Once we finally, rolled back a set of features Solr seemed to be behaving optimally. Below is what we were seeing as we looked at our search servers CPU:
Throughout the day we had periods where we saw large CPU spikes, but they didn’t really seem to affect throughput or average latency of the server. None the less we suspected there was still an issue, and started looking for a root cause.
Kill -3 To The Rescue
If you’ve never used kill -3, its perhaps one of the most useful Java debugging utilities around. It tells the JVM to produce a full thread dump, which it will then print to the STDOUT of the process. I became familiar with this when trying to hunt down treads in a Tomcat container that were blocking the process from exiting. Issuing kill -3 would give you enough information to find the problematic thread, and work with development to fix it.

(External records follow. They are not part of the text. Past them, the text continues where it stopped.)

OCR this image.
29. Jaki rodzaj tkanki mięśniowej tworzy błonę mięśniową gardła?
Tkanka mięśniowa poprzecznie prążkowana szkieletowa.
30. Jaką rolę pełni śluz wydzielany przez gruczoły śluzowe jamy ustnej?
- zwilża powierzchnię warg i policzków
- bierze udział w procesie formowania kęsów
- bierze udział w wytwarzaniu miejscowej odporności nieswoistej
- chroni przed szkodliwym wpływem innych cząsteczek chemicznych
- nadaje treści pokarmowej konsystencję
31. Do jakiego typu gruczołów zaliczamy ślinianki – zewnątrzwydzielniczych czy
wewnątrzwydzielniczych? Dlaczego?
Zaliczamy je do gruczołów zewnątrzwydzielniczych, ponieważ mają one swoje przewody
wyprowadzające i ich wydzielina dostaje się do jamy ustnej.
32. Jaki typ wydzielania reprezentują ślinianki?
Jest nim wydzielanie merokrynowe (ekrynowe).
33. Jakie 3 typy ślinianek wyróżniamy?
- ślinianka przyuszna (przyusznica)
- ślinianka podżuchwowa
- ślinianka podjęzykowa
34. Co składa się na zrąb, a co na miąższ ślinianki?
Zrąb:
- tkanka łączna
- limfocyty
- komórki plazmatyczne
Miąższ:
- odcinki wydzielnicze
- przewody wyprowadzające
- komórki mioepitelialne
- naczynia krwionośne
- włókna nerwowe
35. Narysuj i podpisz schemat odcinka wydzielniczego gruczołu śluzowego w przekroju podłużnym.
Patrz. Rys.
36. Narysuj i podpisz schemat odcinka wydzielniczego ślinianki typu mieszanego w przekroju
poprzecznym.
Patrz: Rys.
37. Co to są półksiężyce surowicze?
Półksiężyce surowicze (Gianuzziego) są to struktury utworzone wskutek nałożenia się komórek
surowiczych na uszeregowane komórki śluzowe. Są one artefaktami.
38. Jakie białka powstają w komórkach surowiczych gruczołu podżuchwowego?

In this case, I was hunting for a hint as to what went wrong with our search. I issued kill -3 during a spike, and got something like this:
Looking at the the output, I noticed that we had a lot threads calling FuzzyTermEnum. I thought this was strange, and sounded like an expensive search method. I talked with the developer, and we expected that the tilde character was being ignored by edismax. At the very least being escaped by our library, since it was included in the characters to escape. I checked the request logs, and we had people looking for exact titles that contained ~. This turned a 300ms query into a query that timed out, due to the size of our index. Further inspection of the thread dump revealed that we were also allowing the * to be used in query terms as well. Terms like *s ended up being equally problematic.
A Solr Surprize
We hadn’t sufficiently tested edismax, and we’re surprised that it ran ~,+,^, and * when escaped. I didn’t find any documentation that stated this directly, but I didn’t really expect to. We double checked our Solr library to see if that it was properly escaping the special characters in the query, but they we’re still being processed by Solr. On a hunch we tried double escaping the characters, which resolved the issue.

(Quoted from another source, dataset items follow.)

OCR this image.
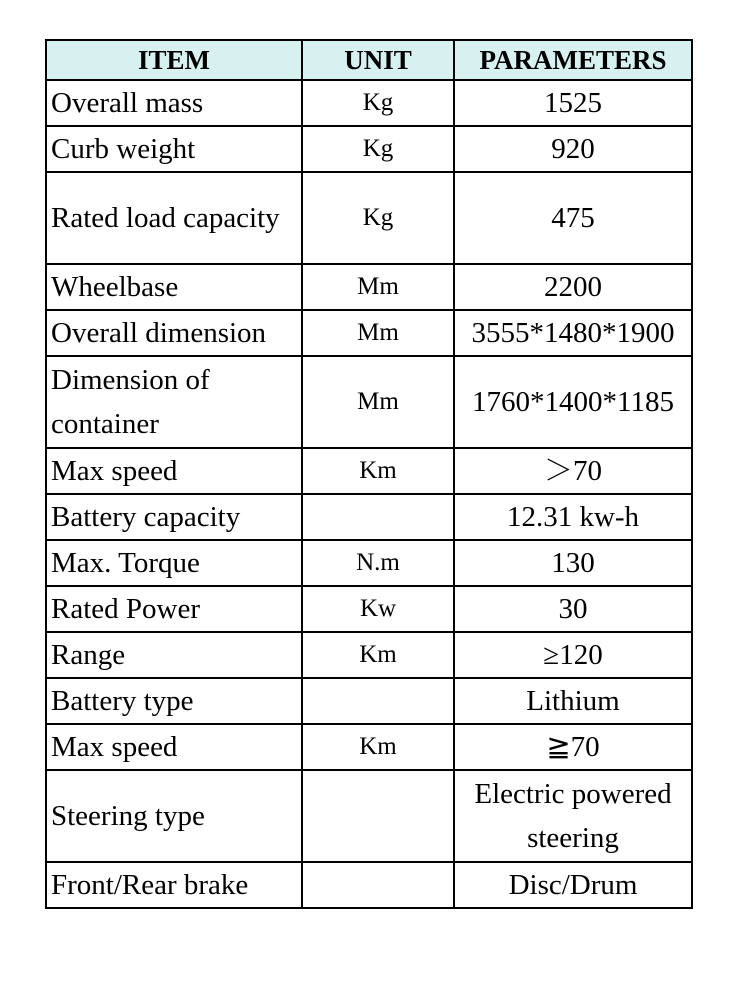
ITEM	UNIT	PARAMETERS
Overall mass	Kg	1525
Curb weight	Kg	920
Rated load capacity	Kg	475
Wheelbase	Mm	2200
Overall dimension	Mm	3555*1480*1900
Dimension of container	Mm	1760*1400*1185
Max speed	Km	＞70
Battery capacity		12.31 kw-h
Max. Torque	N.m	130
Rated Power	Kw	30
Range	Km	≥120
Battery type		Lithium
Max speed	Km	≧70
Steering type		Electric powered steering
Front/Rear brake		Disc/Drum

I’m not sure if this is a well known problem with edismax, but if you’re seeing odd CPU spikes this is definitely worth checking for. In addition, when trying to get to a root of a tough problem kill -3 can be a great shortcut. It saved me a bunch of painful debugging, and really eliminated almost all my guess work.
Comments
One response to “Solr Upgrade Surprise and Using Kill To Debug It”

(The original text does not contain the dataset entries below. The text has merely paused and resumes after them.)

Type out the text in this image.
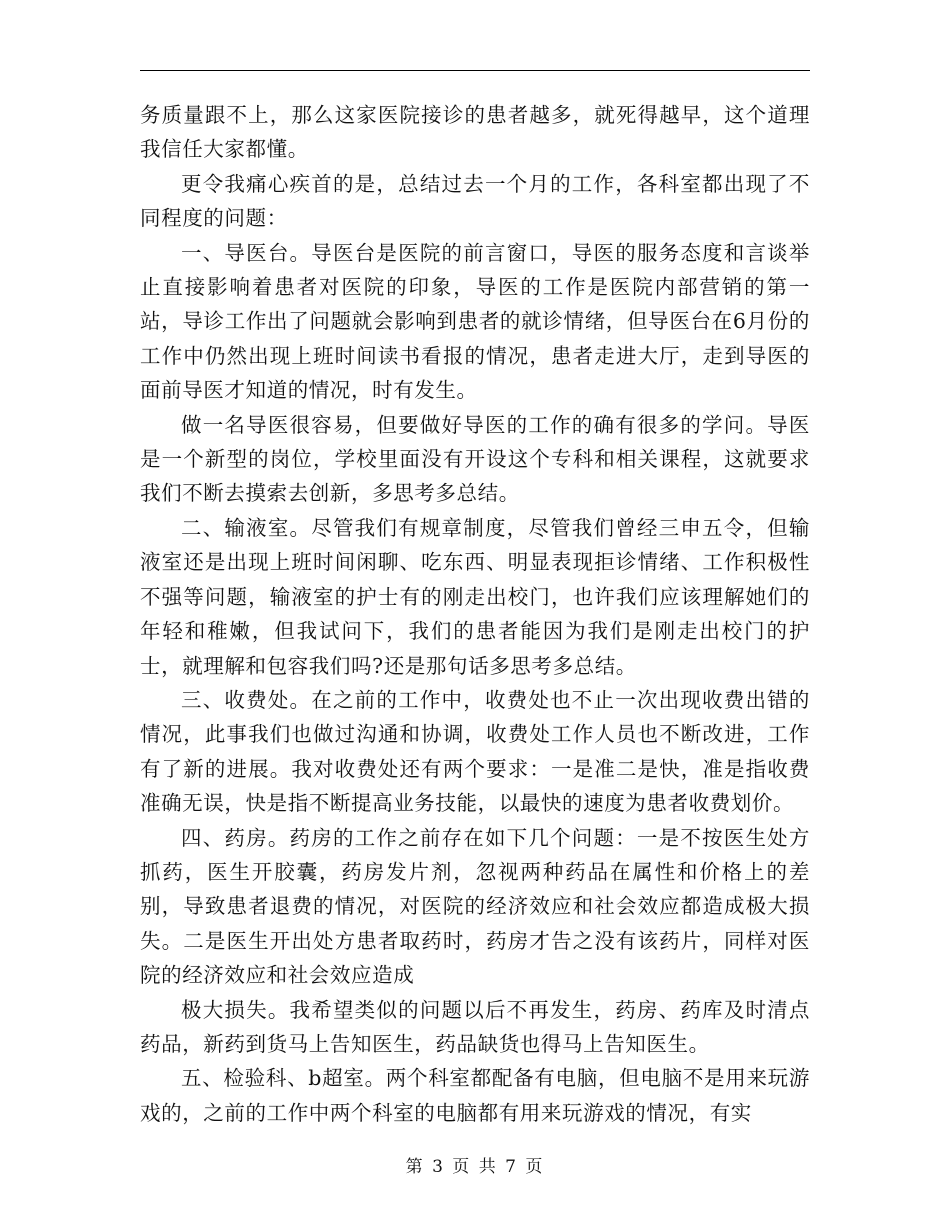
务质量跟不上，那么这家医院接诊的患者越多，就死得越早，这个道理我信任大家都懂。

更令我痛心疾首的是，总结过去一个月的工作，各科室都出现了不同程度的问题：

一、导医台。导医台是医院的前言窗口，导医的服务态度和言谈举止直接影响着患者对医院的印象，导医的工作是医院内部营销的第一站，导诊工作出了问题就会影响到患者的就诊情绪，但导医台在6月份的工作中仍然出现上班时间读书看报的情况，患者走进大厅，走到导医的面前导医才知道的情况，时有发生。

做一名导医很容易，但要做好导医的工作的确有很多的学问。导医是一个新型的岗位，学校里面没有开设这个专科和相关课程，这就要求我们不断去摸索去创新，多思考多总结。

二、输液室。尽管我们有规章制度，尽管我们曾经三申五令，但输液室还是出现上班时间闲聊、吃东西、明显表现拒诊情绪、工作积极性不强等问题，输液室的护士有的刚走出校门，也许我们应该理解她们的年轻和稚嫩，但我试问下，我们的患者能因为我们是刚走出校门的护士，就理解和包容我们吗?还是那句话多思考多总结。

三、收费处。在之前的工作中，收费处也不止一次出现收费出错的情况，此事我们也做过沟通和协调，收费处工作人员也不断改进，工作有了新的进展。我对收费处还有两个要求：一是准二是快，准是指收费准确无误，快是指不断提高业务技能，以最快的速度为患者收费划价。

四、药房。药房的工作之前存在如下几个问题：一是不按医生处方抓药，医生开胶囊，药房发片剂，忽视两种药品在属性和价格上的差别，导致患者退费的情况，对医院的经济效应和社会效应都造成极大损失。二是医生开出处方患者取药时，药房才告之没有该药片，同样对医院的经济效应和社会效应造成

极大损失。我希望类似的问题以后不再发生，药房、药库及时清点药品，新药到货马上告知医生，药品缺货也得马上告知医生。

五、检验科、b超室。两个科室都配备有电脑，但电脑不是用来玩游戏的，之前的工作中两个科室的电脑都有用来玩游戏的情况，有实

第 3 页 共 7 页
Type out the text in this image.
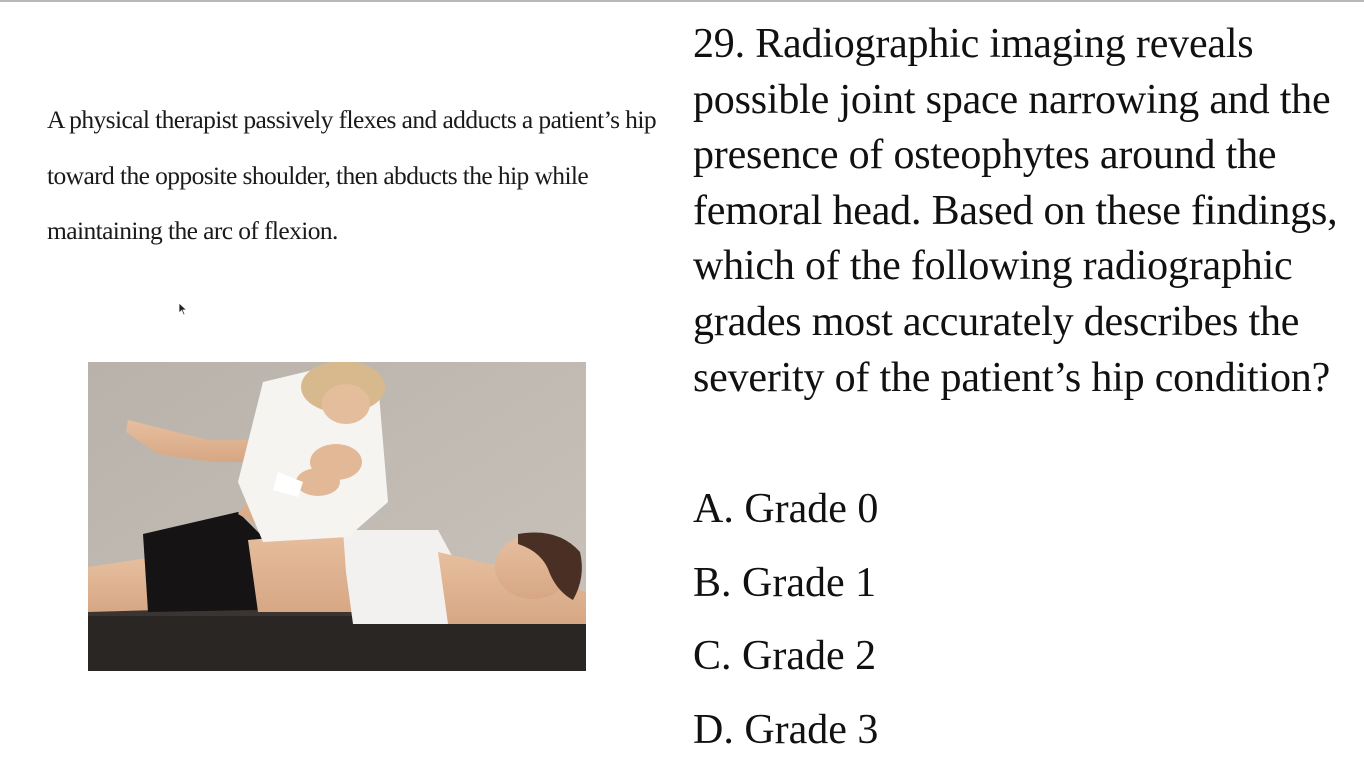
A physical therapist passively flexes and adducts a patient’s hip toward the opposite shoulder, then abducts the hip while maintaining the arc of flexion.
29. Radiographic imaging reveals possible joint space narrowing and the presence of osteophytes around the femoral head. Based on these findings, which of the following radiographic grades most accurately describes the severity of the patient’s hip condition?
A. Grade 0
B. Grade 1
C. Grade 2
D. Grade 3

Thanks Geoffrey for this article, this is really helpful as I am going to do migration to 4.0 myself.
A note about kill -3. First of all it does not kill the process, it just send a “signal” to the process. Many times people are afraid to use it because they think it is going to cause the process to terminate.
Second, it sends the output to the standard out of the process you are sending the signal to, i.e. your java/tomcat, which may be redirected somewhere, like catalina.out
Third, instead of kill -3 you can use jstack . Jstack is bundled with jdk, although I am not sure if it is a standard across differents JDKs implementations or specific to Oracle’s.
Jstack is different in the way that it prints thread dump to its own standard out, i.e. current shell, which is usually more convenient.